Thanks in advance for any advice.

Travis


----------



## vc1111 (Apr 13, 2004)

Reel, I think Etch knows how to get the crackle frog effect. 

Shoot him a PM or an email and ask him to post the "how to" on this thread. I'd like to paint that pattern on a few jerkbaits.


----------



## Bester (Dec 29, 2007)

I would also like to learn how to do it.


----------



## jerkin (Apr 3, 2008)

Crackle patterns are easy, just put down your base coat then brush on the crackle medium (walmart sells it for water based paints in the craft aisle) and after it drys spray the top color.

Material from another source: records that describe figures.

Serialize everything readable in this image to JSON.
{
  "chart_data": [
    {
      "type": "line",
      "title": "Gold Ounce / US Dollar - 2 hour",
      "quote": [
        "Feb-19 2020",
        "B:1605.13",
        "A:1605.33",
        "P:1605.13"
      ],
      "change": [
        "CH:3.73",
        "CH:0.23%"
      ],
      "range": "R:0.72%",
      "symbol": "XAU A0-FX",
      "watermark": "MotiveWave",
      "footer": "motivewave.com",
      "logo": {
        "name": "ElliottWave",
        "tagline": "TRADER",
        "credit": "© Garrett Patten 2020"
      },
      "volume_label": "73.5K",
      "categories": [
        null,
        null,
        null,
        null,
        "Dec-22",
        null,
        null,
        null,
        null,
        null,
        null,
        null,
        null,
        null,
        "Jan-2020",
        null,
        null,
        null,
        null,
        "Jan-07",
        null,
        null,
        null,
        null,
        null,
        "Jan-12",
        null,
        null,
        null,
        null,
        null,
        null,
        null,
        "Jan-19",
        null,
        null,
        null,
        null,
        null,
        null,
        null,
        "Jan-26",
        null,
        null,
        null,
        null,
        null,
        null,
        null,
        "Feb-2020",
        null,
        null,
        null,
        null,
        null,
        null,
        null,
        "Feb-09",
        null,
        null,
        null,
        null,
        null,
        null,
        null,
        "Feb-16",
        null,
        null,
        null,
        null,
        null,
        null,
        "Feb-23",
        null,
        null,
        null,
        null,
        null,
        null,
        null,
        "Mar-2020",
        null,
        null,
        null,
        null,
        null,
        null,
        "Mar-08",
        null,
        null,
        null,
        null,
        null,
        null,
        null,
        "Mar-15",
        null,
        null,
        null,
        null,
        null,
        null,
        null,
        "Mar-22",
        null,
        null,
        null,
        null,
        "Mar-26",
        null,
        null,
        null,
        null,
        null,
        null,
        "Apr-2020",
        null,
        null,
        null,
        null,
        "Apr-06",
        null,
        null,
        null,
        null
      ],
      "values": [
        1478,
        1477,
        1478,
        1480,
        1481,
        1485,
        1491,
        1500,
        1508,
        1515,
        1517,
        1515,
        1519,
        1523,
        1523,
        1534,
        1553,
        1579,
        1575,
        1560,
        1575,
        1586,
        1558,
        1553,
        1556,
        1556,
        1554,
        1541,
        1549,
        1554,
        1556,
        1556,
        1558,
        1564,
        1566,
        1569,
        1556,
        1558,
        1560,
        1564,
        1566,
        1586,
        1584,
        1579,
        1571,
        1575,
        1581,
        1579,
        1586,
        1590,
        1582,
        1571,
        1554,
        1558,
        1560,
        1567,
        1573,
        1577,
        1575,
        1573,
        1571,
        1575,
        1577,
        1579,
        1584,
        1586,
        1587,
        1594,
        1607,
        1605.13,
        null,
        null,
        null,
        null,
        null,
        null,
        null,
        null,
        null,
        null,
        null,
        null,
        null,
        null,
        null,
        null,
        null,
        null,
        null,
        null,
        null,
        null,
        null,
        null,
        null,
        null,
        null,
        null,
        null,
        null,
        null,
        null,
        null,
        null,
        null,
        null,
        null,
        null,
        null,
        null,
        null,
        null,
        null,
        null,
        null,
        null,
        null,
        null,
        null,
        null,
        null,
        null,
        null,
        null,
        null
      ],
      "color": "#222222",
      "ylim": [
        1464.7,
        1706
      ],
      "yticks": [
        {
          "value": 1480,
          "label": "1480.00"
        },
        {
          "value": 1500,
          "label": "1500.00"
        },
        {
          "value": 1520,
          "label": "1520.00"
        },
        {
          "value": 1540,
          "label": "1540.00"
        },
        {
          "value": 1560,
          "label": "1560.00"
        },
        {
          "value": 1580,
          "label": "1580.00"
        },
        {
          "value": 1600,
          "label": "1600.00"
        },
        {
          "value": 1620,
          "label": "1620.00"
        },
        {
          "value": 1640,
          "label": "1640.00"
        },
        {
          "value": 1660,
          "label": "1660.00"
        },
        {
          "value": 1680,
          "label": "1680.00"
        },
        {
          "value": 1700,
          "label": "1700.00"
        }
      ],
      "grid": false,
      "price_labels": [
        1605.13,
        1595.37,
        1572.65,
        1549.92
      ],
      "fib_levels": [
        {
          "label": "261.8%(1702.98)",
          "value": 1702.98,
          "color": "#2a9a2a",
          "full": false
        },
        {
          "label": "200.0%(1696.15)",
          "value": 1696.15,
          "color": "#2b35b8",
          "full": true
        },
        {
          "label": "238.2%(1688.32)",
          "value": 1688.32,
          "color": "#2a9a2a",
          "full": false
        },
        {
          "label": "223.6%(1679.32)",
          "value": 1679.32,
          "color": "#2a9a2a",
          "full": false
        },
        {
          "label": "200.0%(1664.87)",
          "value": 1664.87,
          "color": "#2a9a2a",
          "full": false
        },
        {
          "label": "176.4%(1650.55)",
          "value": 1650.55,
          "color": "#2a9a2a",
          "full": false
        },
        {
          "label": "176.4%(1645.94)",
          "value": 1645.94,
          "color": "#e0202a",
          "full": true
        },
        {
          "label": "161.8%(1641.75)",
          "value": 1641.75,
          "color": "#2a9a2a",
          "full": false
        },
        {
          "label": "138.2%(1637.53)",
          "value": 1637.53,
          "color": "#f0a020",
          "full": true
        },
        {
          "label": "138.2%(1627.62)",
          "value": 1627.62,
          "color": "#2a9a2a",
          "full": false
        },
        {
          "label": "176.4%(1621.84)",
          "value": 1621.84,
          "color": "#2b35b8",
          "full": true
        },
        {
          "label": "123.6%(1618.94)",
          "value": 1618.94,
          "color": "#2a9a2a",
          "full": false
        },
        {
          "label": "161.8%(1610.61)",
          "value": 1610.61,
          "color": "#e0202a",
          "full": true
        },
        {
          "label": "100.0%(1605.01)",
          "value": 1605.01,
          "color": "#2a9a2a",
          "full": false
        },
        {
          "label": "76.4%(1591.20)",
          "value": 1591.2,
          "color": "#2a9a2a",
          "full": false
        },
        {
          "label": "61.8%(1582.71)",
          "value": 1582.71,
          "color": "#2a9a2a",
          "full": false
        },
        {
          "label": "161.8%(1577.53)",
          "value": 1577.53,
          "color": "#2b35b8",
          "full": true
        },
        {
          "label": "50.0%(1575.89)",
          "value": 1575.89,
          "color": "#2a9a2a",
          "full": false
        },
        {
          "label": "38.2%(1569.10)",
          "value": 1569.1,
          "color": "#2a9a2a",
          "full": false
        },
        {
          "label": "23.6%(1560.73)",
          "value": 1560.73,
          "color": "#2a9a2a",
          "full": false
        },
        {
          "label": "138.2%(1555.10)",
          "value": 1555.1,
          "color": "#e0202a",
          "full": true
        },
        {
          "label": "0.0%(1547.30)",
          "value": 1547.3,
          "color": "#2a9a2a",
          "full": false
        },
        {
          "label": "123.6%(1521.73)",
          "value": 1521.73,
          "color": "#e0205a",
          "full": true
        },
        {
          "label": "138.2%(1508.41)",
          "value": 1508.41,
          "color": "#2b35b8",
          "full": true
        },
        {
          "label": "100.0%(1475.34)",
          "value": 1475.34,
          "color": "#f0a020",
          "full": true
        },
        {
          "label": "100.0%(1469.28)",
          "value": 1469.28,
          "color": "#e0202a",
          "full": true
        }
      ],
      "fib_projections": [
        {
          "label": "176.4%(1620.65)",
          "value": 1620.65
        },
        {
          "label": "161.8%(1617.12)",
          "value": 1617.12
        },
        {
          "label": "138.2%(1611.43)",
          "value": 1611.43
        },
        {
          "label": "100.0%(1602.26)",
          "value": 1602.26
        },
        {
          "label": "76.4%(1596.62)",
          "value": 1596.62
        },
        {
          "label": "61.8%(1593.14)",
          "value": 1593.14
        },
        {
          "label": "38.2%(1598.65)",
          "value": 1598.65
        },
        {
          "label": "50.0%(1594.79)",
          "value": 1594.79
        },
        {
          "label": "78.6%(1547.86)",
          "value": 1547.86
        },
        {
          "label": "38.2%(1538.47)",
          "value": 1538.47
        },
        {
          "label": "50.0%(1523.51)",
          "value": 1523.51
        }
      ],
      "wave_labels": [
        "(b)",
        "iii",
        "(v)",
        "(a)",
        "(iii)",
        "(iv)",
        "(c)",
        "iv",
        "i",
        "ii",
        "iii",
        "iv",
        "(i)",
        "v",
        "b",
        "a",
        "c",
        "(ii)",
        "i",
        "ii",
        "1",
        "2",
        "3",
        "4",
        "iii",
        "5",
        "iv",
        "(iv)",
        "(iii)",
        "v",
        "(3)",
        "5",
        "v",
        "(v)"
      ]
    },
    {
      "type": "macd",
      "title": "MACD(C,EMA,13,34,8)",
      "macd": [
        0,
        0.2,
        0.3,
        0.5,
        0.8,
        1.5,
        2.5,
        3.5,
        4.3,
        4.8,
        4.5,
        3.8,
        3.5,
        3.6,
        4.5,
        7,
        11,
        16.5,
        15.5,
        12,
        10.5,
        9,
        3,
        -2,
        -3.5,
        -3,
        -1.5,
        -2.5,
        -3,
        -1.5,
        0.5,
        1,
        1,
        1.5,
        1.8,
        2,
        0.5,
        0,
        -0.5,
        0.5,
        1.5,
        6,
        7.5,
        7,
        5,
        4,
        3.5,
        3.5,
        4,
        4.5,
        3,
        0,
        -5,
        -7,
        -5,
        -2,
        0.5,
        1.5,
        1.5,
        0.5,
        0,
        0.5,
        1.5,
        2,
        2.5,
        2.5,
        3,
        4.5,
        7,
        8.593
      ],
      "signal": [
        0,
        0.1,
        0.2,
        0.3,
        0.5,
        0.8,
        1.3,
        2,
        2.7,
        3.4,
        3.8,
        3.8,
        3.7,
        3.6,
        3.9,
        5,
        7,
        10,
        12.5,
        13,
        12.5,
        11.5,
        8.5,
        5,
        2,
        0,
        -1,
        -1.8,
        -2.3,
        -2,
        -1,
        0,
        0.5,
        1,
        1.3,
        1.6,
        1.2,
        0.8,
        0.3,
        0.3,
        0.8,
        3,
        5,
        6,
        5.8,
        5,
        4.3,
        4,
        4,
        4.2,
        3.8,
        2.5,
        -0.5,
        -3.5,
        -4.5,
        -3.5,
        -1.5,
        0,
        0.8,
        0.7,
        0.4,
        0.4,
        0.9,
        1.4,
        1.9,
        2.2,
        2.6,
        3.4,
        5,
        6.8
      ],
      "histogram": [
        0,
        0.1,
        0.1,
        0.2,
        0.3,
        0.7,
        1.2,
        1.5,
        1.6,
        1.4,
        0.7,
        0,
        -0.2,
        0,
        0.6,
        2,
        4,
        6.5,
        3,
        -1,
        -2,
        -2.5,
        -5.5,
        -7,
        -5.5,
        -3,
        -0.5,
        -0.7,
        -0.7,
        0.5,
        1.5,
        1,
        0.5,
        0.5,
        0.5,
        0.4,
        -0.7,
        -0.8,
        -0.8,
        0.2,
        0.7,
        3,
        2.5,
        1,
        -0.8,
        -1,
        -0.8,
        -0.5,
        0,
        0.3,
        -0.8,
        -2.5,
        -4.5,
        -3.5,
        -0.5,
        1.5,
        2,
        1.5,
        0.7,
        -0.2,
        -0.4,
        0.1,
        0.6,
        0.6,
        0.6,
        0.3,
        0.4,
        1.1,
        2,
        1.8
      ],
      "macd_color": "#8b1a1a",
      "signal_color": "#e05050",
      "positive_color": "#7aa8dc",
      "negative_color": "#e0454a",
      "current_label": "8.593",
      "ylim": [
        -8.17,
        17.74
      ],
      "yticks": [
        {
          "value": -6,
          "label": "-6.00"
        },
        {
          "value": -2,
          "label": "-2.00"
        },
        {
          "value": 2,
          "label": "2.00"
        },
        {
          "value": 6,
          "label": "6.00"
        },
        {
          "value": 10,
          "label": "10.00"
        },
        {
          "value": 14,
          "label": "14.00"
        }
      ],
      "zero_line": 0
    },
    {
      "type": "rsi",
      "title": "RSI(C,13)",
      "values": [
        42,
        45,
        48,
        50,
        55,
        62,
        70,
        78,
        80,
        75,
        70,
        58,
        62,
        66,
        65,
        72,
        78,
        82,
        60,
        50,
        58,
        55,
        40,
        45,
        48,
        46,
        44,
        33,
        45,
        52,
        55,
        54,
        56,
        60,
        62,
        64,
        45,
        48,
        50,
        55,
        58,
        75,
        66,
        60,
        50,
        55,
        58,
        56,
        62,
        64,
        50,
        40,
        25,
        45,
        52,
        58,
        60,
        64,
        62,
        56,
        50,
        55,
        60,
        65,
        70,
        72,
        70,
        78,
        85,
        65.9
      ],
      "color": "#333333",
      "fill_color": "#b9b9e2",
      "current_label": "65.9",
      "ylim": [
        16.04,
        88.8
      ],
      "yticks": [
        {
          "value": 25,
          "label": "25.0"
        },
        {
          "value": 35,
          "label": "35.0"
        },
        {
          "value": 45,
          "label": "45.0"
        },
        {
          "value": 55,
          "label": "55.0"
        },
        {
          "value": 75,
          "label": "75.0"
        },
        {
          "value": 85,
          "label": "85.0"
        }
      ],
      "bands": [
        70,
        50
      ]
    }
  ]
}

You have to play with it a little bit because you cant do a second coat so you have to hit the top coat heavy and fast to get full coverage.


----------



## bigjohn513 (Apr 6, 2004)

I have a commercial version of it I use at work for lacquer's and this is how i do it
1) apply your base coat (the color you want to see in the cracks)
the longer you let the base coat dry the smaller the cracks will be
2) mix 1/3 crackle with 2/3 top coat (color) ( I spray all my applications at work) this is where you need 2 spray guns
3) spray a clear right over the top when you get the size and amount of "cracking" you want

I wished a lot of you guys lived closer to me as it would be a real easy demo for me to show you how to do it


----------



## Reel Science (Apr 8, 2004)

Thanks guys, this is great.

Travis


----------